There’s much more equally interesting and worthy of your attention, on topics from Norman Mailer’s letters to contemporary Serbian fiction, from new poetry to the collected stories of Frank Herbert: I hope you’ll head over and explore for yourself. I’m represented this month only through my behind the scenes editing work and my contribution to our annual Year in Reading feature, where my comments about discovering that there’s Dorothy Dunnett beyond Lymond won’t surprise any regular readers of this blog.

kinghereafterI am, however, represented in a couple of other publications this month — one of which is actually Whispering Gallery, the journal of the Dorothy Dunnett Society, where my essay on King Hereafter is being reprinted. Whispering Gallery is available in hard copy only, to members of the Society. I’ve never been much of a joiner (I don’t even belong to the George Eliot Fellowship! and I’m just a little bit scared of the enthusiasm manifested by the members of the Jane Austen Society of North America …) but Whispering Gallery looks like it’s a lot of fun. The last issue included an article called “Jerott Blyth: Dashing Hero or Dumb Idealist?  Part 2,” for instance, which certainly got me thinking, not just about how I’d answer this question (“a bit of both,” maybe?) but also about how great it is that Dunnett has readers who care enough to make this a 2-part feature. (Lymond was just voted “Scotland’s favourite literary character,” by the way, which is as it should be.)
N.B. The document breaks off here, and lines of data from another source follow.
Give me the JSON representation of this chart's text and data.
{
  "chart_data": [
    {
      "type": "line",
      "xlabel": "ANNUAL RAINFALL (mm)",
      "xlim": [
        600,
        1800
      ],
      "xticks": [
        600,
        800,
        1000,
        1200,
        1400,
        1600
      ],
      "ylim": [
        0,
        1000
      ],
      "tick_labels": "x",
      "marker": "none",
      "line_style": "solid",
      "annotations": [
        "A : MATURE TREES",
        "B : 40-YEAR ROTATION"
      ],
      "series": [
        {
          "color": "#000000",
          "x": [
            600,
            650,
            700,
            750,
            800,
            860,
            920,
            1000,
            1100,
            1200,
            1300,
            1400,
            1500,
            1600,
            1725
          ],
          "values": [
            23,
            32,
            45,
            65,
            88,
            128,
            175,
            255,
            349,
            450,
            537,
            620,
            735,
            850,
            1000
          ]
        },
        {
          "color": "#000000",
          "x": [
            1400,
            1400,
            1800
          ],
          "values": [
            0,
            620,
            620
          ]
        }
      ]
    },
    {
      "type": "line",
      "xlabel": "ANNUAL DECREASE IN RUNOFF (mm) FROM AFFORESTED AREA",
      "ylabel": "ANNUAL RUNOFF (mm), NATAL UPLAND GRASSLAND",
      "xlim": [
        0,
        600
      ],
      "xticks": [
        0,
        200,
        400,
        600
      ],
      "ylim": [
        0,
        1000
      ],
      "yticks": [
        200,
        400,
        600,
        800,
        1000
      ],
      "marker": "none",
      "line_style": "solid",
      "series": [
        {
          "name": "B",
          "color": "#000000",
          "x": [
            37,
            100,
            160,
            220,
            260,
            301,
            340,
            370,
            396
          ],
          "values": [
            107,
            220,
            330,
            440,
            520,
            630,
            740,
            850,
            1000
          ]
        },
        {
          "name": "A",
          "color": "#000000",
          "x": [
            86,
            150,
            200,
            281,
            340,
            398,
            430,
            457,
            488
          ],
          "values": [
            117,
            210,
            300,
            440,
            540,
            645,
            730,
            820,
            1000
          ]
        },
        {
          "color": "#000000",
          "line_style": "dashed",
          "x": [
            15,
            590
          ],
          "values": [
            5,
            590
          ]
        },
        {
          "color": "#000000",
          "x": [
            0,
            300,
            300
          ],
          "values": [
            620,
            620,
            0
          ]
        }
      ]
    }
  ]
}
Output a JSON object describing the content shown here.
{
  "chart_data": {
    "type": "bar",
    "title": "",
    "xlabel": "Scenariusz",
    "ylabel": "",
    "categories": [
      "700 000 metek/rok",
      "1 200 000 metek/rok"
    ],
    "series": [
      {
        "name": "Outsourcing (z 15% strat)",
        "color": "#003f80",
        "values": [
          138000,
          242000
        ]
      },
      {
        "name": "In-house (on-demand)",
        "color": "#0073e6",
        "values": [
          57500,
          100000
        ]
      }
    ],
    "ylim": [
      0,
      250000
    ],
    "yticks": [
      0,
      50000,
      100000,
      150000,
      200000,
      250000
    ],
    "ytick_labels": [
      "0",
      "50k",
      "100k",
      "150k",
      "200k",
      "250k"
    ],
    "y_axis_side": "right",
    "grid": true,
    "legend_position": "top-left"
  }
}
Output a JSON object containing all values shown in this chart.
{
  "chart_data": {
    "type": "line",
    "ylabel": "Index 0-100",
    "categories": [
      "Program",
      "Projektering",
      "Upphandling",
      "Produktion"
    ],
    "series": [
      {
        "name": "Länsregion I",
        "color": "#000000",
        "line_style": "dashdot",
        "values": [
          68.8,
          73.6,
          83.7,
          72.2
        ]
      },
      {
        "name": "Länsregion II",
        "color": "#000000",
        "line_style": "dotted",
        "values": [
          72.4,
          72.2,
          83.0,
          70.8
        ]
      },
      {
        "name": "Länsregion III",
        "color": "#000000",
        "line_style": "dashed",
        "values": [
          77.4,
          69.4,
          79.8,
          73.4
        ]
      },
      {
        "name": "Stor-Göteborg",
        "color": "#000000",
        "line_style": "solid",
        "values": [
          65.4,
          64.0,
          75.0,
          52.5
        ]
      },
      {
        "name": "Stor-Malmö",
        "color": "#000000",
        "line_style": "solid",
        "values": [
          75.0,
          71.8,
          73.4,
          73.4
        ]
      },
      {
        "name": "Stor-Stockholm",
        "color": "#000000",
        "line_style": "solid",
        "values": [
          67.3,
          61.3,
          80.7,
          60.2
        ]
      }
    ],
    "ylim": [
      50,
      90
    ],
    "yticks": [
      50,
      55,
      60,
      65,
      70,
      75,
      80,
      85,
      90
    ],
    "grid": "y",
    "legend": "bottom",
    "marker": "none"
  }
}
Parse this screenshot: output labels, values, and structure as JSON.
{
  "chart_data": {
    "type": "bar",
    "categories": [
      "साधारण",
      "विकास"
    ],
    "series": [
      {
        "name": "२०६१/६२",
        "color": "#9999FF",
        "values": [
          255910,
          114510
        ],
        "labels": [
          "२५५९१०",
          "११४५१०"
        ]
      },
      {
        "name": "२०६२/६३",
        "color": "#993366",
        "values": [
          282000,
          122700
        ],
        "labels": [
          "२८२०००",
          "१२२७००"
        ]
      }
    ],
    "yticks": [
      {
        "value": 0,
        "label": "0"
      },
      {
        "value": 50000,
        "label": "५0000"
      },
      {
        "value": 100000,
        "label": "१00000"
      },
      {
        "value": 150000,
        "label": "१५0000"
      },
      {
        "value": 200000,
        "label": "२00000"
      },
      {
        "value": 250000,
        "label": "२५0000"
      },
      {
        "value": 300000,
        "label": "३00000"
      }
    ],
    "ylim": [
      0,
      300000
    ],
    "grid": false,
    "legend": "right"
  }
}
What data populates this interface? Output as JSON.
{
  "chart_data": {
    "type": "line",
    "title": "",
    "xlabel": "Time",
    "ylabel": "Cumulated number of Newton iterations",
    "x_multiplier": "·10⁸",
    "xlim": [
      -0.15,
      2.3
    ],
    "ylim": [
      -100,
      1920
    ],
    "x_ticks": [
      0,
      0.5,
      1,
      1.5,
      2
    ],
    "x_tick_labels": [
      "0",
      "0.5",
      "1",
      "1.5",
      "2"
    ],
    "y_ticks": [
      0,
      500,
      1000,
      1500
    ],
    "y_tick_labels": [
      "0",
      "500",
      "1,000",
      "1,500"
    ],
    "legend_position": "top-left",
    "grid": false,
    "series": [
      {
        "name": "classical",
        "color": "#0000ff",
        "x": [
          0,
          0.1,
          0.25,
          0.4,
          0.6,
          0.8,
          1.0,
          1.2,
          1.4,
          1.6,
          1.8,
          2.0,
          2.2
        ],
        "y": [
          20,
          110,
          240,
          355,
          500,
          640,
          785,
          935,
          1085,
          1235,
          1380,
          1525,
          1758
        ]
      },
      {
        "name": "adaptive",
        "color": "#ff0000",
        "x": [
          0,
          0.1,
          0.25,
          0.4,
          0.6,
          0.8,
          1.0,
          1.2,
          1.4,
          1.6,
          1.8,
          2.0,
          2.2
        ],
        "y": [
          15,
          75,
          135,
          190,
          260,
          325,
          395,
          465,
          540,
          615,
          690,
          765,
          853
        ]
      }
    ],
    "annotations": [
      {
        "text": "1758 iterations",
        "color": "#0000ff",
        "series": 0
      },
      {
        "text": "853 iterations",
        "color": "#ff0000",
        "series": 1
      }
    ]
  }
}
And you’ll also find my byline on an essay in 3:AM Magazine this month: “Sex, Style, and Sewage Farms: Winifred Holtby and Virginia Woolf.”

Woolf, of course, dominates our picture of early twentieth-century women writers: Holtby paid a price in prestige for her commitment to the kind of social realism Woolf eloquently dismissed in essays such as “Modern Fiction” or “Mr Bennett and Mrs Brown.” Holtby’s novels offer us not the “luminous halo” of consciousness, but the materiality Woolf rejected as lifeless; to Woolf’s rhetorical question “Must novels be like this?” Holtby implicitly replies that at any rate they can be like this and still convey something important, that the “series of gig lamps symmetrically arranged” may reveal social patterns of genuine significance — not just artistically but politically.

It’s exciting to contribute to another great online journal, and also gratifying to see all that work I did on Brittain, Holtby, and the Somerville novelists bearing new fruit. I’m actually working on another short piece on Brittain for another site, so more about that when it goes live early in the New Year.